Thanks MisterB for your informative post. One thing that puzzles me, is why MS still allows XP to be activated and that's one of the areas I was thinking they could hamstring it, unless you have retail or other non oem copies. Recently I've been through 2 Pro oem activations (phone) and aside from the caution that it is no longer supported they activated anyway. One of these was on different hardware, which I told them about and the other is the same. Leaves me thankful this time I get a pass, but who knows from here on in. With all the hold-ups I've had through last year, I haven't been able to get ahead enough to learn anywhere near enough. I think getting some sort of start in Linux would be a wise idea. VirtualBox has been something I've wanted to get into. When I went to install it the other day I backed out because I didn't know enough about the right components to install. What is a hypervisor?
Because of the way Microsoft sells licenses, they are legally obligated to activate any properly licensed Windows installation and I can't see them getting around this as much as they might want to for older versions. I've never even had to call them for an activation. A hypervisor is a host operating system that is running VMs. Any OS with VM host software would be considered a hypervisor but, obviously, if you intend to do all the real work in VMs, you want the host OS to be as lean and minimal as possible. Just drivers and networking and a firewall and basic security components. I've got a Qubes installation on my W520 which implements that concept fully out of the box.

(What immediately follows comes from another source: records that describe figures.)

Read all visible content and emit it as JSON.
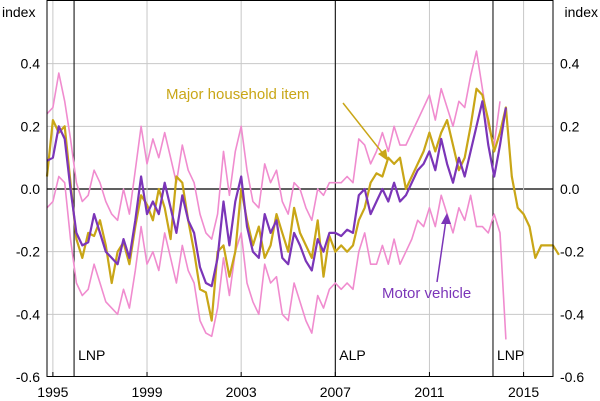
{
  "chart_data": {
    "type": "line",
    "left_axis_unit": "index",
    "right_axis_unit": "index",
    "ylim": [
      -0.6,
      0.6
    ],
    "yticks": [
      -0.6,
      -0.4,
      -0.2,
      0.0,
      0.2,
      0.4
    ],
    "ytick_labels": [
      "-0.6",
      "-0.4",
      "-0.2",
      "0.0",
      "0.2",
      "0.4"
    ],
    "xlim": [
      1994.75,
      2016.25
    ],
    "xticks": [
      1995,
      1999,
      2003,
      2007,
      2011,
      2015
    ],
    "xtick_labels": [
      "1995",
      "1999",
      "2003",
      "2007",
      "2011",
      "2015"
    ],
    "grid": true,
    "vertical_lines": [
      {
        "x": 1995.9,
        "label": "LNP"
      },
      {
        "x": 2007.0,
        "label": "ALP"
      },
      {
        "x": 2013.7,
        "label": "LNP"
      }
    ],
    "colors": {
      "major_household": "#c9a617",
      "motor_vehicle": "#7b35b8",
      "bands": "#f08ccf",
      "grid": "#c8c8c8",
      "axis": "#000000"
    },
    "annotations": [
      {
        "text": "Major household item",
        "color": "#c9a617"
      },
      {
        "text": "Motor vehicle",
        "color": "#7b35b8"
      }
    ],
    "series": [
      {
        "name": "Major household item",
        "x_start": 1994.75,
        "x_step": 0.25,
        "values": [
          0.04,
          0.22,
          0.18,
          0.2,
          0.02,
          -0.16,
          -0.22,
          -0.14,
          -0.15,
          -0.1,
          -0.18,
          -0.3,
          -0.2,
          -0.17,
          -0.24,
          -0.12,
          -0.02,
          -0.05,
          -0.1,
          0.0,
          -0.06,
          -0.16,
          0.04,
          0.02,
          -0.1,
          -0.2,
          -0.32,
          -0.33,
          -0.42,
          -0.2,
          -0.18,
          -0.28,
          -0.2,
          0.0,
          -0.1,
          -0.18,
          -0.12,
          -0.22,
          -0.18,
          -0.08,
          -0.14,
          -0.2,
          -0.06,
          -0.14,
          -0.18,
          -0.22,
          -0.1,
          -0.28,
          -0.15,
          -0.2,
          -0.18,
          -0.2,
          -0.18,
          -0.1,
          -0.06,
          0.02,
          0.05,
          0.04,
          0.1,
          0.08,
          0.1,
          0.0,
          0.04,
          0.08,
          0.12,
          0.18,
          0.12,
          0.18,
          0.22,
          0.14,
          0.06,
          0.1,
          0.2,
          0.32,
          0.3,
          0.22,
          0.12,
          0.18,
          0.26,
          0.04,
          -0.06,
          -0.08,
          -0.12,
          -0.22,
          -0.18,
          -0.18,
          -0.18,
          -0.21
        ]
      },
      {
        "name": "Motor vehicle",
        "x_start": 1994.75,
        "x_step": 0.25,
        "values": [
          0.09,
          0.1,
          0.2,
          0.16,
          0.0,
          -0.14,
          -0.18,
          -0.17,
          -0.08,
          -0.14,
          -0.2,
          -0.22,
          -0.24,
          -0.16,
          -0.22,
          -0.1,
          0.04,
          -0.08,
          -0.04,
          -0.08,
          0.02,
          -0.06,
          -0.14,
          -0.02,
          -0.1,
          -0.14,
          -0.25,
          -0.3,
          -0.31,
          -0.22,
          -0.04,
          -0.18,
          -0.04,
          0.04,
          -0.12,
          -0.2,
          -0.22,
          -0.08,
          -0.14,
          -0.1,
          -0.22,
          -0.24,
          -0.14,
          -0.18,
          -0.23,
          -0.26,
          -0.16,
          -0.2,
          -0.14,
          -0.14,
          -0.15,
          -0.13,
          -0.14,
          -0.02,
          0.0,
          -0.08,
          -0.04,
          0.0,
          -0.04,
          0.02,
          -0.04,
          -0.02,
          0.02,
          0.06,
          0.08,
          0.12,
          0.06,
          0.16,
          0.08,
          0.02,
          0.1,
          0.04,
          0.12,
          0.2,
          0.28,
          0.14,
          0.04,
          0.14,
          0.26
        ]
      },
      {
        "name": "Upper band",
        "x_start": 1994.75,
        "x_step": 0.25,
        "values": [
          0.24,
          0.26,
          0.37,
          0.28,
          0.16,
          0.02,
          -0.04,
          -0.02,
          0.06,
          0.02,
          -0.04,
          -0.08,
          -0.1,
          0.0,
          -0.08,
          0.06,
          0.2,
          0.08,
          0.16,
          0.1,
          0.18,
          0.1,
          0.02,
          0.14,
          0.06,
          0.02,
          -0.08,
          -0.14,
          -0.16,
          -0.08,
          0.12,
          -0.02,
          0.12,
          0.2,
          0.06,
          -0.04,
          -0.06,
          0.08,
          0.02,
          0.06,
          -0.04,
          -0.08,
          0.02,
          0.0,
          -0.06,
          -0.1,
          0.0,
          -0.02,
          0.02,
          0.02,
          0.02,
          0.04,
          0.02,
          0.16,
          0.14,
          0.08,
          0.12,
          0.18,
          0.12,
          0.2,
          0.14,
          0.14,
          0.18,
          0.22,
          0.26,
          0.3,
          0.22,
          0.32,
          0.26,
          0.2,
          0.28,
          0.26,
          0.36,
          0.44,
          0.32,
          0.2,
          0.14,
          0.28
        ]
      },
      {
        "name": "Lower band",
        "x_start": 1994.75,
        "x_step": 0.25,
        "values": [
          -0.06,
          -0.04,
          0.04,
          0.02,
          -0.16,
          -0.3,
          -0.34,
          -0.32,
          -0.24,
          -0.3,
          -0.36,
          -0.38,
          -0.4,
          -0.32,
          -0.38,
          -0.26,
          -0.12,
          -0.24,
          -0.2,
          -0.26,
          -0.14,
          -0.22,
          -0.3,
          -0.18,
          -0.26,
          -0.3,
          -0.42,
          -0.46,
          -0.47,
          -0.38,
          -0.22,
          -0.34,
          -0.2,
          -0.14,
          -0.3,
          -0.36,
          -0.4,
          -0.24,
          -0.3,
          -0.28,
          -0.4,
          -0.42,
          -0.3,
          -0.36,
          -0.42,
          -0.46,
          -0.34,
          -0.38,
          -0.32,
          -0.3,
          -0.32,
          -0.3,
          -0.32,
          -0.2,
          -0.14,
          -0.24,
          -0.24,
          -0.18,
          -0.24,
          -0.16,
          -0.24,
          -0.2,
          -0.16,
          -0.1,
          -0.12,
          -0.06,
          -0.12,
          -0.02,
          -0.08,
          -0.14,
          -0.06,
          -0.1,
          -0.02,
          -0.12,
          -0.12,
          -0.14,
          -0.08,
          -0.14,
          -0.48
        ]
      }
    ]
  }
}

Qubes is interesting but a little too much and too rigid for a lot of what I do. The only Windows version it supports for a VM is 7. Security comes at a price. I want to run multiple Windows Vms with multiple versions of Windows including virtualized versions of my old Xp installations and I'm playing around with different OSes running the same Virtualbox VMs. The winner so far is Ubuntu 14.04 LTS which works really well on this laptop. At logon, memory use is only 600mb of 16gb which leaves the rest for the VMs. Linux has better memory management than Windows and Windows 7 uses twice as much memory just to run the OS but actually works pretty well. This is a pretty fresh install and I could trim it down a bit. Xp x64 uses around 800mb but I've found that it doesn't seem to handle multi threading as well as 7 or Ubuntu and one or two cores will be running really high while the rest are idle so VM speed is not that good. My experience with this laptop pretty much confirms what experience has long taught me. The best version of Windows for a given computer is the one it came with. Both Xp x64 and Windows 10 have driver and compatibility issues and are generally slower on this machine while Windows 7 works with everything I throw at it, hardware and software. That includes running Windows 10 in a VM. The only other OS that works as well on it is Ubuntu 14.04.
If you have any specific examples please share. I have removed the Internet Options applet and the browser and apps I use work fine.